На Площади повисает тишина. Ее прерывает негромкий свист — условный знак Руты и Китнисс. И молчания больше нет: толпа гудит, словно разбуженный улей. Камеры медленно, ряд за рядом, скользят по лицам в поисках виновного. Миротворцы достают оружие и ныряют в толпу. Начинается паника. Я срываюсь с места и бросаюсь на сцену за обезумевшей Китнисс, но Хеймитч отталкивает меня в сторону и яростно кричит что-то Цинне. За поднявшимся шумом я не разбираю, что именно. Стилист крепко держит меня за руку, пока Эбернети расталкивает миротворцев, удерживающих Китнисс и, обхватив ее поперек тела, тащит обратно во Дом Правосудия. Та кричит и вырывается. Испуганный Пит отступает вслед за ними. Белые мундиры выстраиваются в ряд, чтобы закрыть своими телами и щитами происходящее, но толпа выходит из-под контроля и остальным миротворцам нужно подкрепление там, внизу.

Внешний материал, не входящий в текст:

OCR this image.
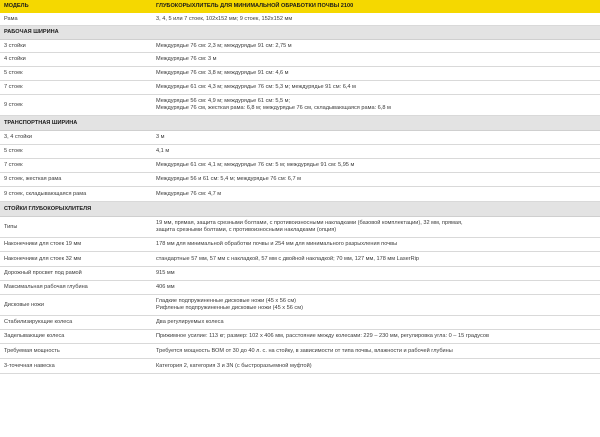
МОДЕЛЬ	ГЛУБОКОРЫХЛИТЕЛЬ ДЛЯ МИНИМАЛЬНОЙ ОБРАБОТКИ ПОЧВЫ 2100
Рама	3, 4, 5 или 7 стоек, 102x152 мм; 9 стоек, 152x152 мм

РАБОЧАЯ ШИРИНА	
3 стойки	Междурядье 76 см: 2,3 м; междурядье 91 см: 2,75 м

4 стойки	Междурядье 76 см: 3 м

5 стоек	Междурядье 76 см: 3,8 м; междурядье 91 см: 4,6 м

7 стоек	Междурядье 61 см: 4,3 м; междурядье 76 см: 5,3 м; междурядье 91 см: 6,4 м

9 стоек	Междурядье 56 см: 4,9 м; междурядье 61 см: 5,5 м;
Междурядье 76 см, жесткая рама: 6,8 м; междурядье 76 см, складывающаяся рама: 6,8 м

ТРАНСПОРТНАЯ ШИРИНА	
3, 4 стойки	3 м

5 стоек	4,1 м

7 стоек	Междурядье 61 см: 4,1 м; междурядье 76 см: 5 м; междурядье 91 см: 5,95 м

9 стоек, жесткая рама	Междурядье 56 и 61 см: 5,4 м; междурядье 76 см: 6,7 м

9 стоек, складывающаяся рама	Междурядье 76 см: 4,7 м

СТОЙКИ ГЛУБОКОРЫХЛИТЕЛЯ	
Типы	19 мм, прямая, защита срезными болтами, с противоизносными накладками (базовой комплектации), 32 мм, прямая,
защита срезными болтами, с противоизносными накладками (опция)

Наконечники для стоек 19 мм	178 мм для минимальной обработки почвы и 254 мм для минимального разрыхления почвы

Наконечники для стоек 32 мм	стандартные 57 мм, 57 мм с накладкой, 57 мм с двойной накладкой; 70 мм, 127 мм, 178 мм LaserRip

Дорожный просвет под рамой	915 мм

Максимальная рабочая глубина	406 мм

Дисковые ножи	Гладкие подпружиненные дисковые ножи (45 x 56 см)
Рифленые подпружиненные дисковые ножи (45 x 56 см)

Стабилизирующие колеса	Два регулируемых колеса

Заделывающие колеса	Прижимное усилие: 113 кг; размер: 102 x 406 мм, расстояние между колесами: 229 – 230 мм, регулировка угла: 0 – 15 градусов

Требуемая мощность	Требуется мощность ВОМ от 30 до 40 л. с. на стойку, в зависимости от типа почвы, влажности и рабочей глубины

3-точечная навеска	Категория 2, категория 3 и 3N (с быстроразъемной муфтой)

Они вытаскивают из толпы темнокожего старика; грязные босые ноги волочатся по земле, пока его поднимают на помост. Мужчину ставят на колени и глава миротворцев пускает пулю ему в голову. Последнее, что я вижу, прежде чем захлопываются двери, — безжизненное тело на темных, прогнивших от старости и сырости досках, и разбегающиеся в разные стороны ручейки крови. Последнее, что слышу, — выстрелы, выстрелы, выстрелы. Крики, удары, взрывы и снова вопли. И это далеко не все, не единственный ужас, в котором нам пришлось участвовать, причиной которого стали именно мы. Продолжение следует и обещает быть куда более страшным и кровавым.

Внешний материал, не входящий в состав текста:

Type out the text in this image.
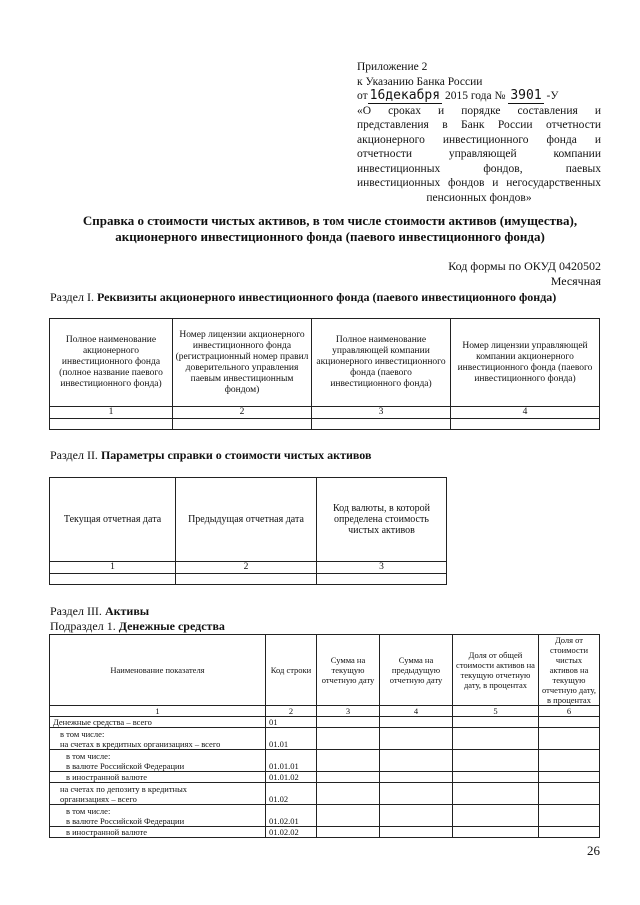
Приложение 2
к Указанию Банка России
от 16декабря 2015 года № 3901 -У
«О сроках и порядке составления и
представления в Банк России отчетности
акционерного инвестиционного фонда и
отчетности управляющей компании
инвестиционных фондов, паевых
инвестиционных фондов и негосударственных
пенсионных фондов»
Справка о стоимости чистых активов, в том числе стоимости активов (имущества),
акционерного инвестиционного фонда (паевого инвестиционного фонда)
Код формы по ОКУД 0420502
Месячная
Раздел I. Реквизиты акционерного инвестиционного фонда (паевого инвестиционного фонда)
Полное наименование акционерного инвестиционного фонда (полное название паевого инвестиционного фонда)	Номер лицензии акционерного инвестиционного фонда (регистрационный номер правил доверительного управления паевым инвестиционным фондом)	Полное наименование управляющей компании акционерного инвестиционного фонда (паевого инвестиционного фонда)	Номер лицензии управляющей компании акционерного инвестиционного фонда (паевого инвестиционного фонда)
1	2	3	4

Раздел II. Параметры справки о стоимости чистых активов
Текущая отчетная дата	Предыдущая отчетная дата	Код валюты, в которой определена стоимость чистых активов
1	2	3

Раздел III. Активы
Подраздел 1. Денежные средства
Наименование показателя	Код строки	Сумма на текущую отчетную дату	Сумма на предыдущую отчетную дату	Доля от общей стоимости активов на текущую отчетную дату, в процентах	Доля от стоимости чистых активов на текущую отчетную дату, в процентах
1	2	3	4	5	6
Денежные средства – всего	01				

в том числе:
на счетах в кредитных организациях – всего	01.01				

в том числе:
в валюте Российской Федерации	01.01.01				
в иностранной валюте	01.01.02				

на счетах по депозиту в кредитных
организациях – всего	01.02				

в том числе:
в валюте Российской Федерации	01.02.01				
в иностранной валюте	01.02.02				
26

В диком, животном крике Китнисс больше нет ужаса, только праведный гнев. Хеймитч одной рукой все так же держит ее, а другой подталкивает меня и Пита налево, в угол, куда не достает свет ламп. Следуя за парнем, вижу шаткую конструкцию, когда-то служившую лестницей на чердак. Время не пощадило ступеньки и перила. Прогнившая до самого основания древесина угрожающе скрипит под ногами. Я прыгаю с одной сломанной ступени на другую, боясь, что они вот-вот развалятся под нашим общим — немаленьким — весом. Но все обходится. На самом верху Пит вытягивает руки над головой и откидывает тяжелую дверцу. Один за другим мы проникаем на чердак. Бросив мимолетный взгляд на внешний вид помещения, можно быть уверенным, что прослушки здесь нет. У миротворцев нет времени на темные углы вроде этого. И нам это только на руку.